Cependant la connaissance de droit ne préjuge pas nécessairement le fait de savoir la gravité de l’acte posé par l’accusé par rapport à la proscription énoncée par un texte du droit international de l’environnement. C’est pourquoi il est important d’associer à cette connaissance de droit le fait que l’accusé a été au courant des faits ou des éléments factuels ayant entrainé ou causé le crime d’écocide. Cette connaissance est établie dans le chef des sociétés industrielles, minières ou pétrolières qui sont censées avoir dans leur structure un département de l’environnement constitué des experts environnementaux dont la mission est d’étudier l’impact environnemental de tel ou tel acte de portée industrielle ou d’exploitation. Il est par contre difficile de prouver qu’un individu ou un groupe organisé a été au courant des éléments factuels. Ce sont là les difficultés qu’éprouve la démonstration de l’intention criminelle en cas d’écocide. Dans l’éventualité d’une impossibilité de prouver l’intention criminelle, une certaine tendance estime qu’il est impératif de déformer la notion d’intention en incluant la prise du risque consciente pour répondre à une indignation de la société civile face à une catastrophe grave et sérieuse[173]. C’est à juste titre que le Projet de Convention Écocide estime que les infractions sous-jacentes énumérées étaient également considérées comme intentionnelles « lorsque l’auteur savait ou aurait dû savoir qu’il existait une haute probabilité qu’ils portent atteinte à la sûreté de la planète ». Voilà pourquoi une frange de la doctrine[174] estime nécessaire de réfléchir sur une responsabilité objective fondée sur la connaissance des conséquences techniques qui incomberaient sur les acteurs entre autres les dirigeants des sociétés industrielles et les individus[175]. La justification de cette responsabilité reposerait sur le principe de précaution[176]. Dans ce cas, l’intention, la négligence ou l’ignorance contribuerait seulement à l’appréciation des circonstances atténuantes ou aggravantes.

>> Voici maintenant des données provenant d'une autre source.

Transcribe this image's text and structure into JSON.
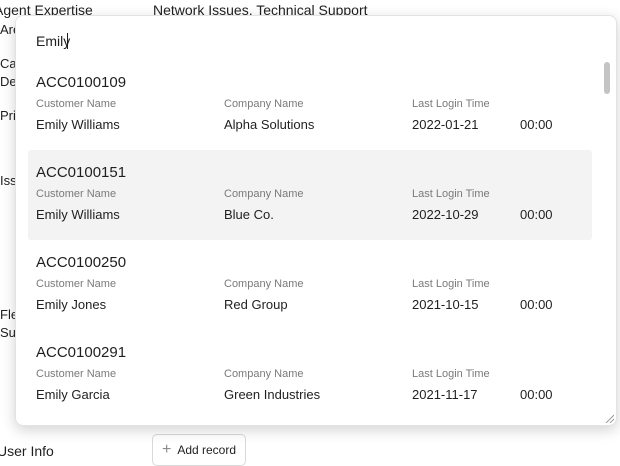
{
  "background_form": {
    "agent_expertise_label": "Agent Expertise",
    "agent_expertise_value": "Network Issues, Technical Support",
    "clipped_labels": [
      "Are",
      "Cat",
      "Des",
      "Pri",
      "Issu",
      "Flex",
      "Sug"
    ],
    "user_info_label": "User Info",
    "add_record_label": "Add record"
  },
  "popup": {
    "search_value": "Emily",
    "field_labels": {
      "customer_name": "Customer Name",
      "company_name": "Company Name",
      "last_login": "Last Login Time"
    },
    "results": [
      {
        "id": "ACC0100109",
        "customer": "Emily Williams",
        "company": "Alpha Solutions",
        "date": "2022-01-21",
        "time": "00:00"
      },
      {
        "id": "ACC0100151",
        "customer": "Emily Williams",
        "company": "Blue Co.",
        "date": "2022-10-29",
        "time": "00:00"
      },
      {
        "id": "ACC0100250",
        "customer": "Emily Jones",
        "company": "Red Group",
        "date": "2021-10-15",
        "time": "00:00"
      },
      {
        "id": "ACC0100291",
        "customer": "Emily Garcia",
        "company": "Green Industries",
        "date": "2021-11-17",
        "time": "00:00"
      }
    ]
  }
}
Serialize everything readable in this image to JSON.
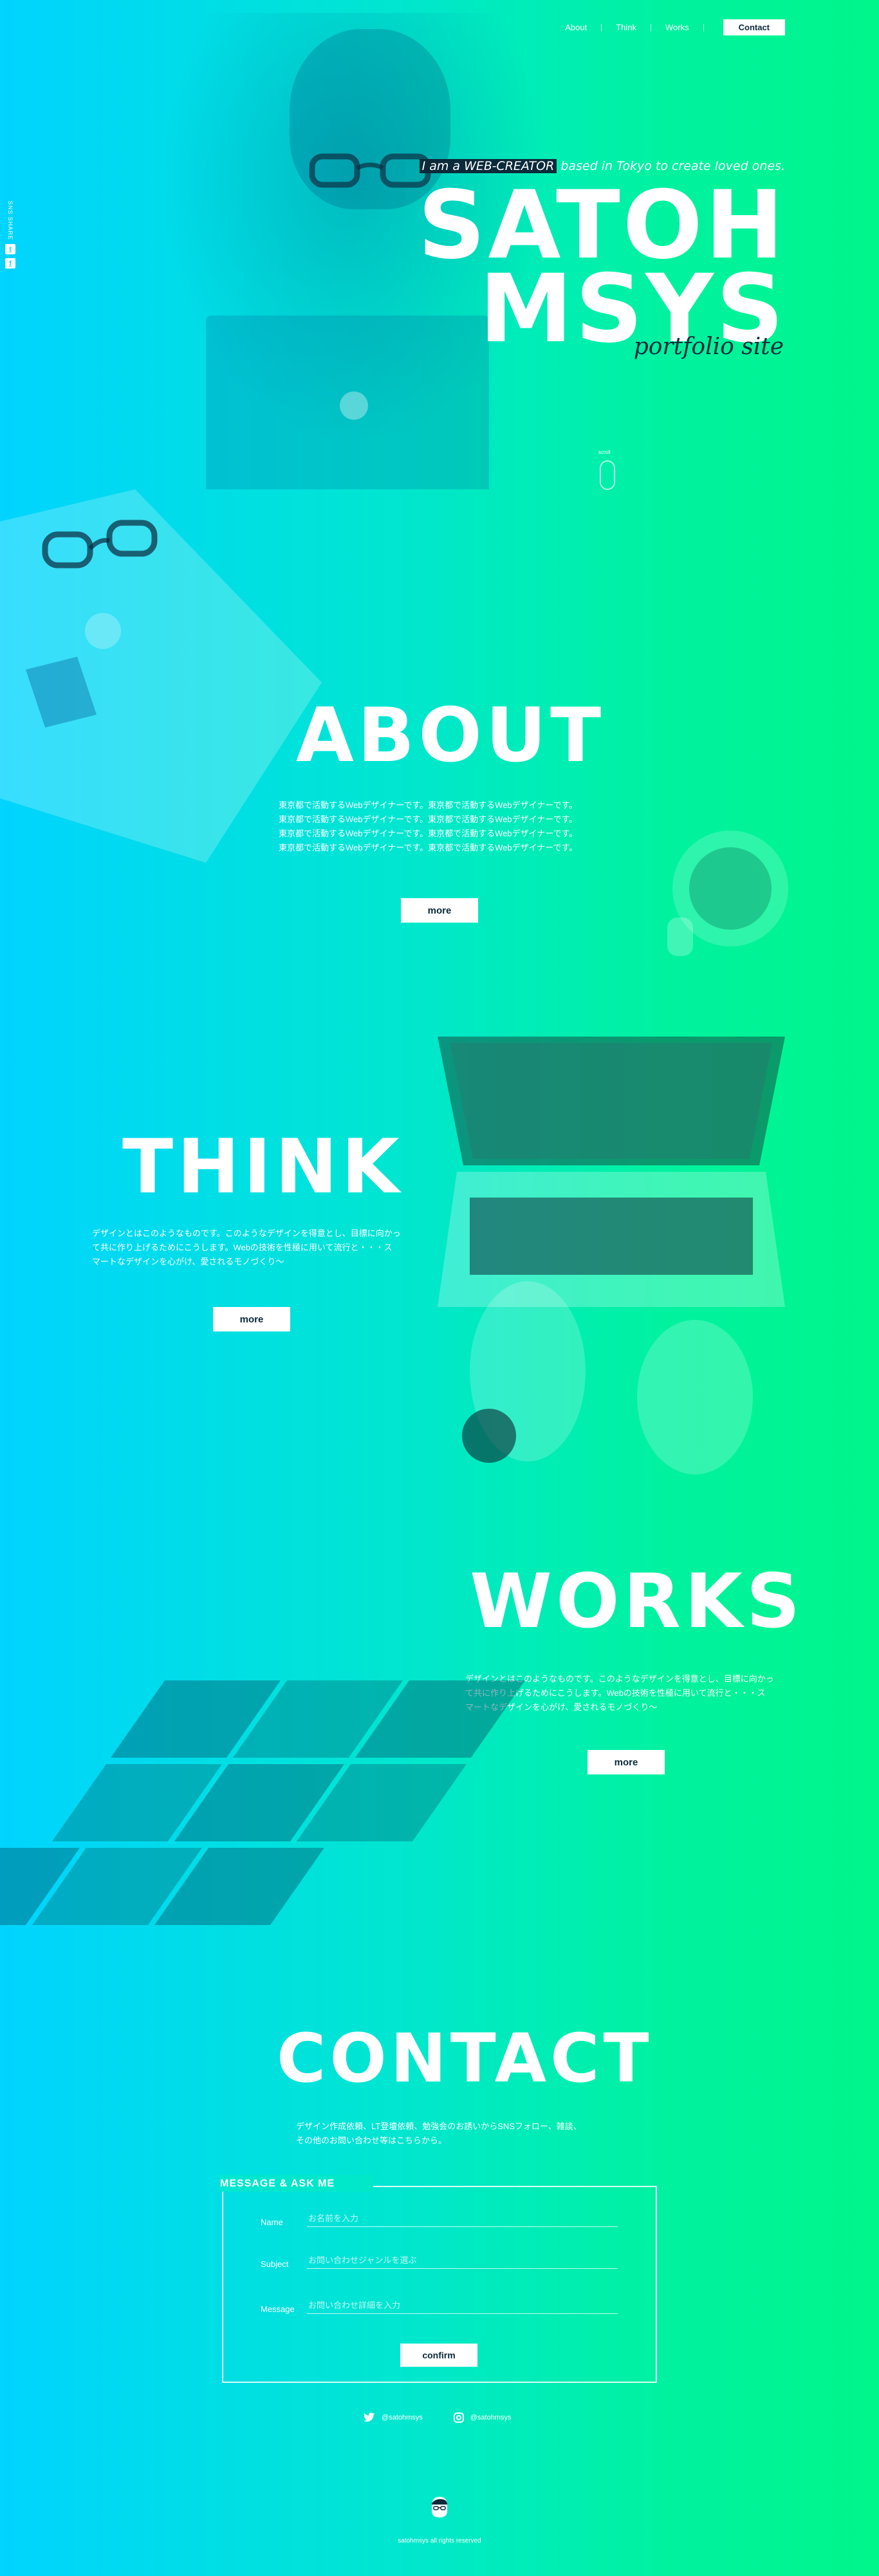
{
  "nav": {
    "about": "About",
    "think": "Think",
    "works": "Works",
    "contact": "Contact"
  },
  "side": {
    "label": "SNS SHARE",
    "twitter_icon": "twitter-icon",
    "facebook_icon": "facebook-icon"
  },
  "hero": {
    "highlight": "I am a WEB-CREATOR",
    "tagline": "based in Tokyo to create loved ones.",
    "title_line1": "SATOH",
    "title_line2": "MSYS",
    "script": "portfolio site",
    "scroll_label": "scroll"
  },
  "about": {
    "title": "ABOUT",
    "lines": [
      "東京都で活動するWebデザイナーです。東京都で活動するWebデザイナーです。",
      "東京都で活動するWebデザイナーです。東京都で活動するWebデザイナーです。",
      "東京都で活動するWebデザイナーです。東京都で活動するWebデザイナーです。",
      "東京都で活動するWebデザイナーです。東京都で活動するWebデザイナーです。"
    ],
    "more": "more"
  },
  "think": {
    "title": "THINK",
    "lines": [
      "デザインとはこのようなものです。このようなデザインを得意とし、目標に向かっ",
      "て共に作り上げるためにこうします。Webの技術を性極に用いて流行と・・・ス",
      "マートなデザインを心がけ、愛されるモノづくり〜"
    ],
    "more": "more"
  },
  "works": {
    "title": "WORKS",
    "lines": [
      "デザインとはこのようなものです。このようなデザインを得意とし、目標に向かっ",
      "て共に作り上げるためにこうします。Webの技術を性極に用いて流行と・・・ス",
      "マートなデザインを心がけ、愛されるモノづくり〜"
    ],
    "more": "more"
  },
  "contact": {
    "title": "CONTACT",
    "lines": [
      "デザイン作成依頼、LT登壇依頼、勉強会のお誘いからSNSフォロー、雑談、",
      "その他のお問い合わせ等はこちらから。"
    ],
    "legend": "MESSAGE & ASK ME",
    "fields": {
      "name_label": "Name",
      "name_placeholder": "お名前を入力",
      "subject_label": "Subject",
      "subject_placeholder": "お問い合わせジャンルを選ぶ",
      "message_label": "Message",
      "message_placeholder": "お問い合わせ詳細を入力"
    },
    "confirm": "confirm"
  },
  "social": {
    "twitter_handle": "@satohmsys",
    "instagram_handle": "@satohmsys"
  },
  "footer": {
    "copyright": "satohmsys all rights reserved"
  },
  "colors": {
    "gradient_left": "#00d4ff",
    "gradient_right": "#00f58a",
    "dark": "#0b2a3a"
  }
}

2. Le comportement coupable et la responsabilité pour crime d'écocide

Parlant des éléments des crimes, le Statut de la Cour les énonce comme pouvant aider la Cour à interpréter et à appliquer les crimes relevant de la compétence de la Cour. Cependant, d’entre les actes entrants dans la qualification des crimes relevant de la compétence de la Cour, aucun acte de dommage significatif et durable à tout ou partie du système des communaux globaux ou à un service écosystémique dont dépend la population n’est repris par les textes de la CPI, à moins d’être un acte constitutif de crime de guerres ou de génocide. La formule « fait ou actes » consacrée dans le Statut de Rome, dans les Éléments des crimes ou certains textes de droit international comme la Convention sur le génocide[177] pour définir les crimes de droit international illustre en substance la nature de tout acte constitutif des crimes. Il s’agit tantôt d’une action de l’auteur, d’une tentative punissable, d’une action en cours d’exécution, d’une omission de l’auteur, des ordres de l’auteur, des directives de l’auteur ou d’une action sous la direction d’un supérieur.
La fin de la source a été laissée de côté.